Orbital characteristics
- Epoch 4 September 2017 (JD 2458000.5)
- Uncertainty parameter 0
- Observation arc: 61.44 yr (22,442 days)
- Aphelion: 3.6403 AU
- Perihelion: 1.8894 AU
- Semi-major axis: 2.7649 AU
- Eccentricity: 0.3166
- Orbital period (sidereal): 4.60 yr (1,679 days)
- Mean anomaly: 185.58°
- Mean motion: 0° 12^{m} 51.84^{s} / day
- Inclination: 5.2938°
- Longitude of ascending node: 278.31°
- Argument of perihelion: 54.686°

Physical characteristics
- Mean diameter: 9.219±0.022 km
- Geometric albedo: 0.066±0.010
- Absolute magnitude (H): 14.0

= 30718 Records =

Main-belt asteroid

30718 Records (provisional designation ') is a dark background asteroid from the central region of the asteroid belt, approximately 9 kilometers in diameter. It was discovered on 14 September 1955, by Indiana University's Indiana Asteroid Program at its Goethe Link Observatory near Brooklyn, Indiana, United States. It was the program's final discovery and was named after IU's astronomy staff member Brenda Records.

== Classification and orbit ==
Records is a non-family from the main belt's background population. It orbits the Sun in the central asteroid belt at a distance of 1.9–3.6 AU once every 4 years and 7 months (1,679 days). Its orbit has an eccentricity of 0.32 and an inclination of 5° with respect to the ecliptic. As no precoveries were taken, the body's observation arc begins with its official discovery observation in 1955.

== Physical characteristics ==
According to the survey carried out by the NEOWISE mission of NASA's Wide-field Infrared Survey Explorer, Records measures 9.219 kilometers in diameter and its surface has a low albedo of 0.066.

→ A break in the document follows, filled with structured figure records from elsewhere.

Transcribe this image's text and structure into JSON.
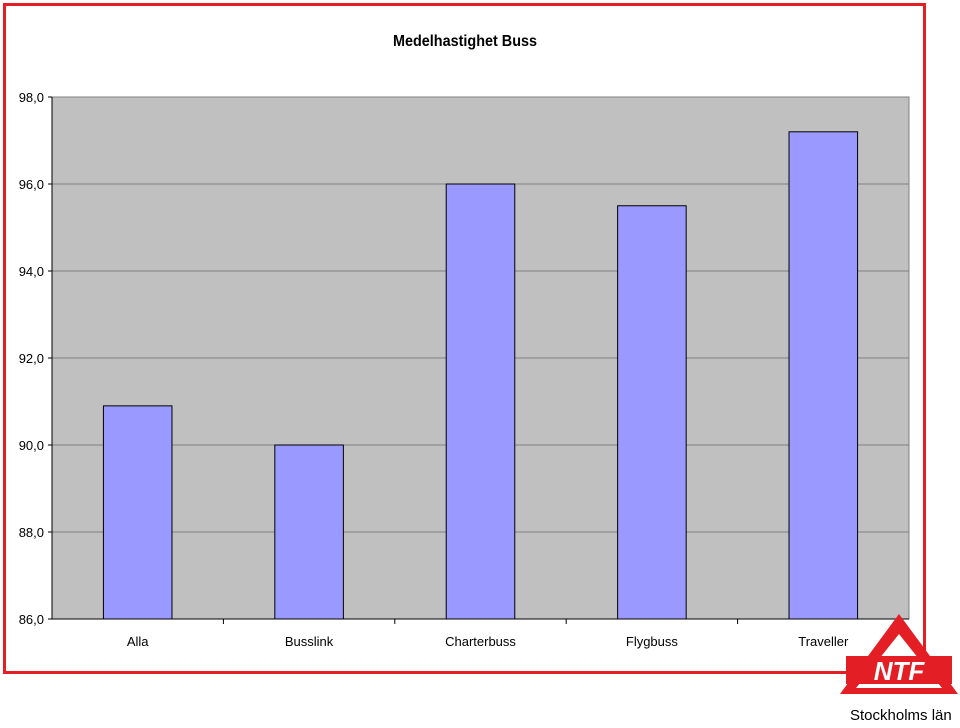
{
  "chart_data": {
    "type": "bar",
    "title": "Medelhastighet Buss",
    "categories": [
      "Alla",
      "Busslink",
      "Charterbuss",
      "Flygbuss",
      "Traveller"
    ],
    "values": [
      90.9,
      90.0,
      96.0,
      95.5,
      97.2
    ],
    "ylim": [
      86.0,
      98.0
    ],
    "yticks": [
      "86,0",
      "88,0",
      "90,0",
      "92,0",
      "94,0",
      "96,0",
      "98,0"
    ],
    "ytick_values": [
      86,
      88,
      90,
      92,
      94,
      96,
      98
    ],
    "grid": true,
    "legend": "none",
    "colors": {
      "bar": "#9999ff",
      "plot_bg": "#c0c0c0",
      "frame": "#e31e24"
    }
  },
  "logo": {
    "text": "NTF",
    "caption": "Stockholms län",
    "color": "#e31e24"
  }
}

As of 2018, the asteroid's spectral type, as well as its rotation period and shape remain unknown.

== Naming ==
This minor planet honors Brenda Records (born 1946), who served as office manager for the Indiana University Department of Astronomy for over 20 years. Records was also an administrative assistant to astronomer Frank K. Edmondson, transcribing several of his books. The official naming citation was published by the Minor Planet Center on 24 November 2007 (M.P.C. 61269).